Although many studies published over the last decades have consistently shown that a large waist circumference is associated with a deteriorated cardiometabolic risk profile predictive of an increased risk of morbidity and mortality, it is still not systematically measured in clinical practice.

In 2017, the International Atherosclerosis Society (IAS) and the International Chair on Cardiometabolic Risk (ICCR) Working Group on Visceral Obesity agreed to prepare a joint consensus paper on the importance of visceral obesity and ectopic fat as emerging risk factors for type 2 diabetes and cardiovascular disease. This led to the first consensus document on visceral obesity published in The Lancet Diabetes & Endocrinology. In a second consensus document published in Nature Reviews Endocrinology, the group reviewed the evidence that a body mass index (BMI) measurement alone was not appropriate to accurately assess and manage the patient’s cardiometabolic risk profile. The group emphasizes that the measurement of the waist circumference should be performed in clinical practice, as it is as important as the traditional risk factors such as cholesterol or blood pressure, which are routinely measured.

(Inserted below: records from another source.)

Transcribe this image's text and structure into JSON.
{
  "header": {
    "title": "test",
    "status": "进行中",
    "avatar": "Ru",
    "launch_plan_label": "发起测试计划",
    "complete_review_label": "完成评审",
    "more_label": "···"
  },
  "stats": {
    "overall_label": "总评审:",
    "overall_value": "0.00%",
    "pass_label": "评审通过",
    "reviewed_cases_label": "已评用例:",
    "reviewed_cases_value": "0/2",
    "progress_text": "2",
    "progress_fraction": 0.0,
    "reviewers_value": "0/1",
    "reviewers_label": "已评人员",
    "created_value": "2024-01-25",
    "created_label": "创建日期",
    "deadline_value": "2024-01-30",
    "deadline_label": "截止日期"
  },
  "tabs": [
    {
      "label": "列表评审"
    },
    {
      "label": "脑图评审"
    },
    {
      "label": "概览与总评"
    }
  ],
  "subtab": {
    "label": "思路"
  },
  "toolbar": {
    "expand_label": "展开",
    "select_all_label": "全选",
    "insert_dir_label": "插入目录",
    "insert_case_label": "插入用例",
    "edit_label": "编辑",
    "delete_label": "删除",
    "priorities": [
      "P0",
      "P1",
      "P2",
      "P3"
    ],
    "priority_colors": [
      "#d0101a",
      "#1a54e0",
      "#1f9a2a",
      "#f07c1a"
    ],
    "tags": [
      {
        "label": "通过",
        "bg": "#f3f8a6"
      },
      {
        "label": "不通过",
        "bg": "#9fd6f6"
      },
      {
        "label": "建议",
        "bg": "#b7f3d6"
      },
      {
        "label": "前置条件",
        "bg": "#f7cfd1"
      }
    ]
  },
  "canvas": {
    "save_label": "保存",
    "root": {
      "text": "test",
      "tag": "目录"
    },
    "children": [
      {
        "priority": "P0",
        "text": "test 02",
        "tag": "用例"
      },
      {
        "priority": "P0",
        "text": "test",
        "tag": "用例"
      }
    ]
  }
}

For instance, given the major gap between the current science on the relevance of measuring waist circumference in addition to BMI and the limited attention that it has received in clinical practice, the working group proposes that the time has come to gather and discuss all relevant information on how a simple tool, waist circumference, could be helpful in clinical practice to identify high-risk individuals with abdominal obesity. The consensus statement emphasizes several important points such as:

  • BMI and waist circumference should be interpreted simultaneously to properly identify the high-risk obesity subgroup (abdominal obesity);
  • Waist circumference must be measured on all patients in clinical practice, as abdominal obesity is a major driver of complications associated with the development of type 2 diabetes and cardiovascular disease;
  • A decrease in waist circumference is a good marker of cardiometabolic risk reduction following lifestyle interventions.

Health professionals should be trained to properly measure waist circumference and should recognize its added value in the assessment and management of cardiometabolic risk. Waist circumference is a vital sign in clinical practice!